Gardella gel analysis of unit-length EBV DNA in 293-BFRF1-KO cells. Linear forms of the virus are detected in 293-BFRF1-KO cells upon induction of the lytic cycle as well as in 293-2089 producing cells that were used as a positive control. This experiment shows that BFRF1 deletion does not affect lytic viral DNA replication.

FIG. 4.

Infection of different cell types with supernatants from induced 293 cells containing wild-type EBV (2089+Z), BFRF1-KO (KO+Z), or complemented BFRF1-KO (KO+Z+F), as detected by GFP expression with an inverted epifluorescence microscope.

FIG. 5.

(Upper panel) PCR analysis for the BFRF1 gene of DNA from immortalized B-cell clones that were established after infection with wild-type EBV (lanes 1 to 3), with complemented BFRF1-KO EBV (lanes 4 to 6), or with BFRF1-KO EBV (lanes 7 to 9) and of control DNA from B95-8 cell lines (+) or from DG75 cell lines (−). (Lower panel) Control PCR analysis of the EBER-1 region.

FIG. 6.

Virus binding on the surface of Raji cells as detected by indirect immunofluorescence staining of the major envelope glycoprotein gp350/220. (a) EBV from supernatant of B95-8 cells; (b) supernatant of induced 293-2089 cells; (c) supernatant of 293-BFRF1-KO cells; (d) supernatant of BFRF1-complemented 293-BFRF1-KO cells.
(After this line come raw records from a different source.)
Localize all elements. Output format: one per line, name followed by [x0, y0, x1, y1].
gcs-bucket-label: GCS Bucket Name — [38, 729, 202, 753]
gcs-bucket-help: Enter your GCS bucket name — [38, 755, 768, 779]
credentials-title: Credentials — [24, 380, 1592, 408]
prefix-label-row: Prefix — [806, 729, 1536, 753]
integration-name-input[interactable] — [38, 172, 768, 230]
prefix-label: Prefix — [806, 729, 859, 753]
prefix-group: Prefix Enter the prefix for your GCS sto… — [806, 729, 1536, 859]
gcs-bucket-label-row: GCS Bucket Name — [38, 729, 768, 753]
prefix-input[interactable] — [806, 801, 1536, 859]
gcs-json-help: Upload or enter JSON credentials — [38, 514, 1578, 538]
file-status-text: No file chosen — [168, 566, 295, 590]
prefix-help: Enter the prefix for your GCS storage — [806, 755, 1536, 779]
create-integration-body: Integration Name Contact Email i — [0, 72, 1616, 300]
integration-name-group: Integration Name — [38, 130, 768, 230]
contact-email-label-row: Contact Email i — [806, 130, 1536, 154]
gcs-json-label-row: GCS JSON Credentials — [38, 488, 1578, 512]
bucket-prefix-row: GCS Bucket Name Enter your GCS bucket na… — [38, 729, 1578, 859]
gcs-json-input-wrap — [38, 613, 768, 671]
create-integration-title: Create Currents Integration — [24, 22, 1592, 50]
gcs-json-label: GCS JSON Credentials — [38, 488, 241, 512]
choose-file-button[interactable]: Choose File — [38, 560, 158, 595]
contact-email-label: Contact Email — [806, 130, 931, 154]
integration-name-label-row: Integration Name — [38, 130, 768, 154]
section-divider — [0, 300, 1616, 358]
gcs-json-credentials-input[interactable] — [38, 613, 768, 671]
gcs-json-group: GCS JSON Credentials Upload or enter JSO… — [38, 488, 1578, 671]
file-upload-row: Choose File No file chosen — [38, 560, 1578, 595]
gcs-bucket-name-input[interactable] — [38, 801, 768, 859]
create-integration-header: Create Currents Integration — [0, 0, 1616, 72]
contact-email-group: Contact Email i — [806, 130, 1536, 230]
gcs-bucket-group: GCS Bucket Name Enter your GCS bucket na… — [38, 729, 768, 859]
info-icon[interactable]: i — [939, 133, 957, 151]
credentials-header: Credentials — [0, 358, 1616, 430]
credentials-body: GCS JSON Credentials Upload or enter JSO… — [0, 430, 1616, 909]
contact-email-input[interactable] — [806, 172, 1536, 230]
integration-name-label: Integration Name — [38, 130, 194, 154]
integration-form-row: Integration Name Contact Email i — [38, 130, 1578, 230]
Bar, 10 μm.

FIG. 7.

Ultrastructural observations of induced 293-BFRF1-KO cells and 293-BFRF1-KO cells complemented with BFRF1. Left and center micrographs: numerous nucleocapsids are present in the nuclei of induced BFRF1-KO cells and are distributed mainly in the proximity of the nuclear membrane (arrows). Insets show an higher magnification of fully assembled intranuclear nucleocapsids containing electron-dense material corresponding to viral DNA. Right micrograph: few nucleocapsids (arrows) are visible in BFRF1-complemented cells. A typical multilayered reduplication of the nuclear membrane (NM) is shown. An extracellular mature virion is shown at higher magnification in the inset. PM, plasma membrane; Nu, nucleus. Bars, 1 μm (0.1 μm in the insets).

FIG. 8.

Western immunoblot analysis performed on purified virions. Fractions containing extracellular or intracellular purified virions were probed with antibodies directed against BFRF1 and BLRF2 gene products. An immunoblot of uninduced (−) and TPA-induced (+) B95-8 cell extracts is shown as a control.